D'emblée les dialogues entre les deux personnages sonnent creux, ils sont animés par une incompréhension mutuelle (et c'est bien la seule chose qui les anime) et n'apportent rien au film, tant et si bien que chaque avancée dans l'histoire se fait de manière extrêmement poussive.
Ainsi l'on nous sert une comparaison entre la pêche et le sexe, entre la musique et les amants, l'histoire d'une fourchette terriblement symbolique, et autant d’anecdotes, de détails épars mis en évidence sans la moindre subtilité (un livre sur une chaise, une cassette, Seligman qui apporte un gâteau avec une fourchette, un tableau à moitié ombragé dont on ne distingue que l'inscription "Mme H") qui rappellent tous à Joe l’intégralité de sa vie. Alors bien sûr on ne peut attendre d'un film qu'il soit d'un réalisme à tout épreuve, mais un peu de finesse ne serait pas de trop.


S’agissant de l’intrigue en elle-même, le plus décevant réside dans la relation avec Jérome (point d'orgue du récit de Joe), volontairement dépeinte de manière très primaire, mais qui frôle souvent le ridicule. C'est notamment le cas lors de la scène où Jérome désire se garer: la place est large, mais il la refuse car il la trouve trop petite, Joe insiste, il refuse encore, accepte de lui céder le volant et elle y arrive du premier coup (faisant ainsi écho à l'une des premières scènes du film où elle répare sa mobylette en tournant un bouton alors qu'il y a passé des heures). Et la superposition des schémas mathématiques à l’image ne permet pas de masquer la pauvreté de la scène.
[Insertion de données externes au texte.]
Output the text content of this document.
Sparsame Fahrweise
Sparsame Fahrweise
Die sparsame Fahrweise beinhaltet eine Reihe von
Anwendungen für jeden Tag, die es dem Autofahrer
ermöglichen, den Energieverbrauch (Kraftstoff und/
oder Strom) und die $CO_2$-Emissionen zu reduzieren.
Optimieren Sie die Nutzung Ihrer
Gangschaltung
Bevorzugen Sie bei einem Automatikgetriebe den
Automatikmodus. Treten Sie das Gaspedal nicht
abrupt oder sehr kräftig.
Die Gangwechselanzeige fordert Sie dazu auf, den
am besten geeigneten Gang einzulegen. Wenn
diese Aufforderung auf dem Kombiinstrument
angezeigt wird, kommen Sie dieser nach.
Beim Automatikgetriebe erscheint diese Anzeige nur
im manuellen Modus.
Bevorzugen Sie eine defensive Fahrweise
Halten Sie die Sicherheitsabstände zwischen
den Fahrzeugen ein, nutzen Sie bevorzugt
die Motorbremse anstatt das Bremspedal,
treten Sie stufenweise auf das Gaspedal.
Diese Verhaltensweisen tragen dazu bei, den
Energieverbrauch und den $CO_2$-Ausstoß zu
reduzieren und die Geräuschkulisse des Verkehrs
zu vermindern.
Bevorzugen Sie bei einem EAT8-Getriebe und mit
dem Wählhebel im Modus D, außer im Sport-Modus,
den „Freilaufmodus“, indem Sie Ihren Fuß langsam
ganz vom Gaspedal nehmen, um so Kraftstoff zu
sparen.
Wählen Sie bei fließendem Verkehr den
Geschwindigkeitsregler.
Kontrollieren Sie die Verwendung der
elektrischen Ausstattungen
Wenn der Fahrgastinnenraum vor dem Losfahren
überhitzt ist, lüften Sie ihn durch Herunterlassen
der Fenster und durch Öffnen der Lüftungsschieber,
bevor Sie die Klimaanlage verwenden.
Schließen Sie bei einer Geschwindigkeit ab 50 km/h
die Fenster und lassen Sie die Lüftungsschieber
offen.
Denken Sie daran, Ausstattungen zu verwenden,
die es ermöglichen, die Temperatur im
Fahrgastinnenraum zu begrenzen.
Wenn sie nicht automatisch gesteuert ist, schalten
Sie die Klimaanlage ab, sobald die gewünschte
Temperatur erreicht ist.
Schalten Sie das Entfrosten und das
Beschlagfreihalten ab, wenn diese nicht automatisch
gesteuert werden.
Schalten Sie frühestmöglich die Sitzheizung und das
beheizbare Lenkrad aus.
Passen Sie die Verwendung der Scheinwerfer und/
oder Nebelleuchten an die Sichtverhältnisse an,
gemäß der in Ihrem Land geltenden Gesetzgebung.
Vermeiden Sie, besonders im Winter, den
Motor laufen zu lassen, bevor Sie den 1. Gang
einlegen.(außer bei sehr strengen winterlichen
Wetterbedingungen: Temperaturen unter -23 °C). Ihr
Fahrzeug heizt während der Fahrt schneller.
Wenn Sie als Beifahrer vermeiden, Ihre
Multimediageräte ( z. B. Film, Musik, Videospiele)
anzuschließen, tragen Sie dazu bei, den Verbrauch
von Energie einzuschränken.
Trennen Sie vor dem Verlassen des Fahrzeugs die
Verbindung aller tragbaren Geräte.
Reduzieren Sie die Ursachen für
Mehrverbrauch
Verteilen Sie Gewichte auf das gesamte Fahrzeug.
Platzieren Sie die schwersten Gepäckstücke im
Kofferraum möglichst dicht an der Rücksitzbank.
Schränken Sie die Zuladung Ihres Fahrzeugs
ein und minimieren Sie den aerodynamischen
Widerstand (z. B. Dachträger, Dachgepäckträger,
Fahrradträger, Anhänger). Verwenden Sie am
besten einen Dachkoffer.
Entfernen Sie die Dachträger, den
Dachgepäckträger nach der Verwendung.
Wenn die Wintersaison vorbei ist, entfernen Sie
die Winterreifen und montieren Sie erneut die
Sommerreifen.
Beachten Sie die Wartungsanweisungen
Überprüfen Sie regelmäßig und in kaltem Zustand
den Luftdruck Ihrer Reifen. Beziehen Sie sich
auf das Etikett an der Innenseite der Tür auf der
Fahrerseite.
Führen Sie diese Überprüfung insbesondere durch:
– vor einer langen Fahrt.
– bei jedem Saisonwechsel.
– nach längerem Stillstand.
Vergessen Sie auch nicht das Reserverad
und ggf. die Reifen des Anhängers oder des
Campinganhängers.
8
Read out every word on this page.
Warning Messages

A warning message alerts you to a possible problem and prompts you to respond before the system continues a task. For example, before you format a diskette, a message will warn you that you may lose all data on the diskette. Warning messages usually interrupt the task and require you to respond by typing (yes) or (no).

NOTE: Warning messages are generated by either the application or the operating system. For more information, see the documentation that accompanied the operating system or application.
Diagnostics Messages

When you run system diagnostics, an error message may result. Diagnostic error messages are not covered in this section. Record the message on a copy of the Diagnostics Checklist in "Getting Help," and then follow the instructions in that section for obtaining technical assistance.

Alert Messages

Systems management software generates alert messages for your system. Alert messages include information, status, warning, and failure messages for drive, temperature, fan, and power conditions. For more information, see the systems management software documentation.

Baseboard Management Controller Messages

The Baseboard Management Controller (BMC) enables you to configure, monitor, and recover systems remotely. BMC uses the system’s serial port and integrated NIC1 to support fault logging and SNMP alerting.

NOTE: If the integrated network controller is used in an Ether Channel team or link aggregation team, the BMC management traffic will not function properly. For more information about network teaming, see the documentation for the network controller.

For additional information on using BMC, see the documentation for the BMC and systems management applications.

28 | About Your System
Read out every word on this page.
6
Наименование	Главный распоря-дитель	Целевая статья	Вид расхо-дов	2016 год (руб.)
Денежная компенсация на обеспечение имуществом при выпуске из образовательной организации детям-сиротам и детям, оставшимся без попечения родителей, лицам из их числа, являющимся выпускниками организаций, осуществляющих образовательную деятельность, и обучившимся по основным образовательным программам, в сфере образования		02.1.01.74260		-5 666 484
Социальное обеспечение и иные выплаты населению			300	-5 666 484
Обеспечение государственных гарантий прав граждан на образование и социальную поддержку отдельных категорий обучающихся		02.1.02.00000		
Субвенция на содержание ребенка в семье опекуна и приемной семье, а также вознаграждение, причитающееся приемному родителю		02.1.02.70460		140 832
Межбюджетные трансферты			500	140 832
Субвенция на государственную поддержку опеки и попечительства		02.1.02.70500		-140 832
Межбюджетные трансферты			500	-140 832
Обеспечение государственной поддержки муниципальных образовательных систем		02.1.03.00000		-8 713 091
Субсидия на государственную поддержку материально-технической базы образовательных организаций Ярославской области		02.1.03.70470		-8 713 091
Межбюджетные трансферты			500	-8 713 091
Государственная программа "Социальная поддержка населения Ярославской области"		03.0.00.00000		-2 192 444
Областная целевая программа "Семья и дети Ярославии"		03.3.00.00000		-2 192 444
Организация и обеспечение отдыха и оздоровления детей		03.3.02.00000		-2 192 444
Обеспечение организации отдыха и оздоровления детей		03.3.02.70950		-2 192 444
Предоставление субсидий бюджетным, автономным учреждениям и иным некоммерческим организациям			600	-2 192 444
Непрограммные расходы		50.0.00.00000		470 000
La suite c'est donc une psychanalyse à deux francs sur la situation de Joe: "Tu étais entourée de plein d'hommes mais en réalité tu te sentais seule ?" - "Oui". Freud n'a plus qu'à aller se rhabiller. Pour autant ce film est de temps en temps emprunt d'une certaine esthétique très plaisante (lors des promenades) et de scènes intéressantes, à l'instar de celle où Joe se confronte à la mort de son père. Mais encore une fois celle-ci est gâchée par les dialogues. A-t-il peur de mourir ? Non, parce que "Quand nous sommes, la mort n'est pas là. Quand nous sommes morts, nous ne sommes plus là", sacré leçon de vie. C'est donc une nouvelle fois le retour des clichés (omniprésents, rarement au second degré), ici épicuriens, qui vient tout ruiner.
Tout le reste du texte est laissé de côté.